Does Brown Exist in CMYK?
Yes, brown does exist in CMYK. This might seem surprising since CMYK is the opposite of RGB. CMYK, which is used for ink, has cyan, magenta, and yellow as the primary colors, while red, green, and blue are the secondary colors. Those colors are reversed from RGB. Yet, despite seeming similar, CMYK has brown while RGB doesn’t.
The three primary colors in this color model make black instead of white. So, it’s much easier to create dark colors like brown. The most common way to make brown in CMYK is by mixing black, yellow, and red. But there are plenty of other ways to do it. If you mix brown and red in ink, you’ll get the same result as RYB, which is maroon.
Designing with Red, Brown, and Maroon
Red, brown, and maroon can make a wonderful color combination for art pieces or room designs. They give off serene, rustic feelings. If you want to make your design look more vibrant and exciting, you may want to consider adding more colors.
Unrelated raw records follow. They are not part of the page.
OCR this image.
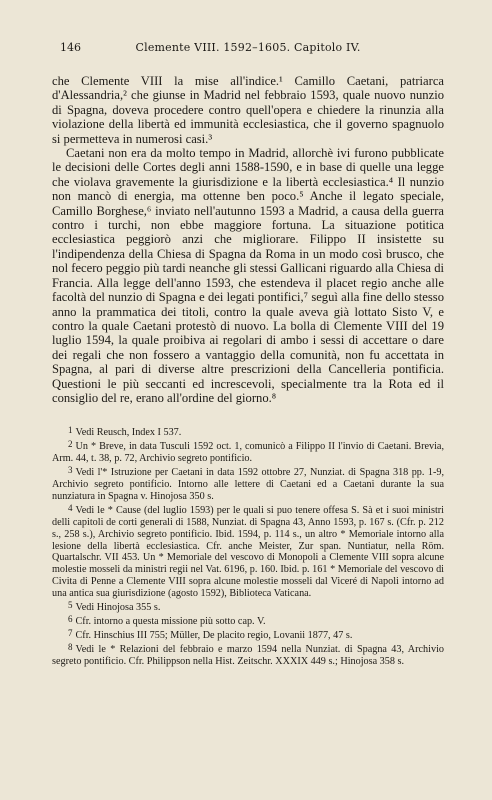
146	Clemente VIII. 1592–1605. Capitolo IV.

che Clemente VIII la mise all'indice.¹ Camillo Caetani, patriarca d'Alessandria,² che giunse in Madrid nel febbraio 1593, quale nuovo nunzio di Spagna, doveva procedere contro quell'opera e chiedere la rinunzia alla violazione della libertà ed immunità ecclesiastica, che il governo spagnuolo si permetteva in numerosi casi.³

Caetani non era da molto tempo in Madrid, allorchè ivi furono pubblicate le decisioni delle Cortes degli anni 1588-1590, e in base di quelle una legge che violava gravemente la giurisdizione e la libertà ecclesiastica.⁴ Il nunzio non mancò di energia, ma ottenne ben poco.⁵ Anche il legato speciale, Camillo Borghese,⁶ inviato nell'autunno 1593 a Madrid, a causa della guerra contro i turchi, non ebbe maggiore fortuna. La situazione potitica ecclesiastica peggiorò anzi che migliorare. Filippo II insistette su l'indipendenza della Chiesa di Spagna da Roma in un modo così brusco, che nol fecero peggio più tardi neanche gli stessi Gallicani riguardo alla Chiesa di Francia. Alla legge dell'anno 1593, che estendeva il placet regio anche alle facoltà del nunzio di Spagna e dei legati pontifici,⁷ seguì alla fine dello stesso anno la prammatica dei titoli, contro la quale aveva già lottato Sisto V, e contro la quale Caetani protestò di nuovo. La bolla di Clemente VIII del 19 luglio 1594, la quale proibiva ai regolari di ambo i sessi di accettare o dare dei regali che non fossero a vantaggio della comunità, non fu accettata in Spagna, al pari di diverse altre prescrizioni della Cancelleria pontificia. Questioni le più seccanti ed increscevoli, specialmente tra la Rota ed il consiglio del re, erano all'ordine del giorno.⁸

1 Vedi Reusch, Index I 537.

2 Un * Breve, in data Tusculi 1592 oct. 1, comunicò a Filippo II l'invio di Caetani. Brevia, Arm. 44, t. 38, p. 72, Archivio segreto pontificio.

3 Vedi l'* Istruzione per Caetani in data 1592 ottobre 27, Nunziat. di Spagna 318 pp. 1-9, Archivio segreto pontificio. Intorno alle lettere di Caetani ed a Caetani durante la sua nunziatura in Spagna v. Hinojosa 350 s.

4 Vedi le * Cause (del luglio 1593) per le quali si puo tenere offesa S. Sà et i suoi ministri delli capitoli de corti generali di 1588, Nunziat. di Spagna 43, Anno 1593, p. 167 s. (Cfr. p. 212 s., 258 s.), Archivio segreto pontificio. Ibid. 1594, p. 114 s., un altro * Memoriale intorno alla lesione della libertà ecclesiastica. Cfr. anche Meister, Zur span. Nuntiatur, nella Röm. Quartalschr. VII 453. Un * Memoriale del vescovo di Monopoli a Clemente VIII sopra alcune molestie mosseli da ministri regii nel Vat. 6196, p. 160. Ibid. p. 161 * Memoriale del vescovo di Civita di Penne a Clemente VIII sopra alcune molestie mosseli dal Viceré di Napoli intorno ad una antica sua giurisdizione (agosto 1592), Biblioteca Vaticana.

5 Vedi Hinojosa 355 s.

6 Cfr. intorno a questa missione più sotto cap. V.

7 Cfr. Hinschius III 755; Müller, De placito regio, Lovanii 1877, 47 s.

8 Vedi le * Relazioni del febbraio e marzo 1594 nella Nunziat. di Spagna 43, Archivio segreto pontificio. Cfr. Philippson nella Hist. Zeitschr. XXXIX 449 s.; Hinojosa 358 s.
Pink, blue, purple, or green are all colors that could go with red and brown. Experimenting with shades and tints of red and brown can also make the design more interesting due to the added variety. If you’d like to use red and brown separately, you may have a wider variety of choices.
Brown on its own goes with almost any color since it’s neutral. White, blue, pink, yellow, and mint green are just a few great options. Red goes best with navy, turquoise, orange, and purple. If you want to use maroon instead, you can try pairing it with teal, gray, white, or gold. Luckily, all three of these colors are very versatile, so creating an appealing design with them should be a breeze.
Mixing with the Color Brown Can Be Tricky
Brown often makes mixtures look murky, but that’s not the case here. Red and brown make a beautiful color in subtractive color models, but when it comes to additive mixing like lights, the combination isn’t possible. Brown lights don’t exist naturally, which is why mixing with this color can be tricky.
Mixing with a wide variety of color combinations in several color models can help you better understand color theory. You may even uncover a unique color that you’ve never used before. So, don’t be afraid to get creative with different color mixtures when designing.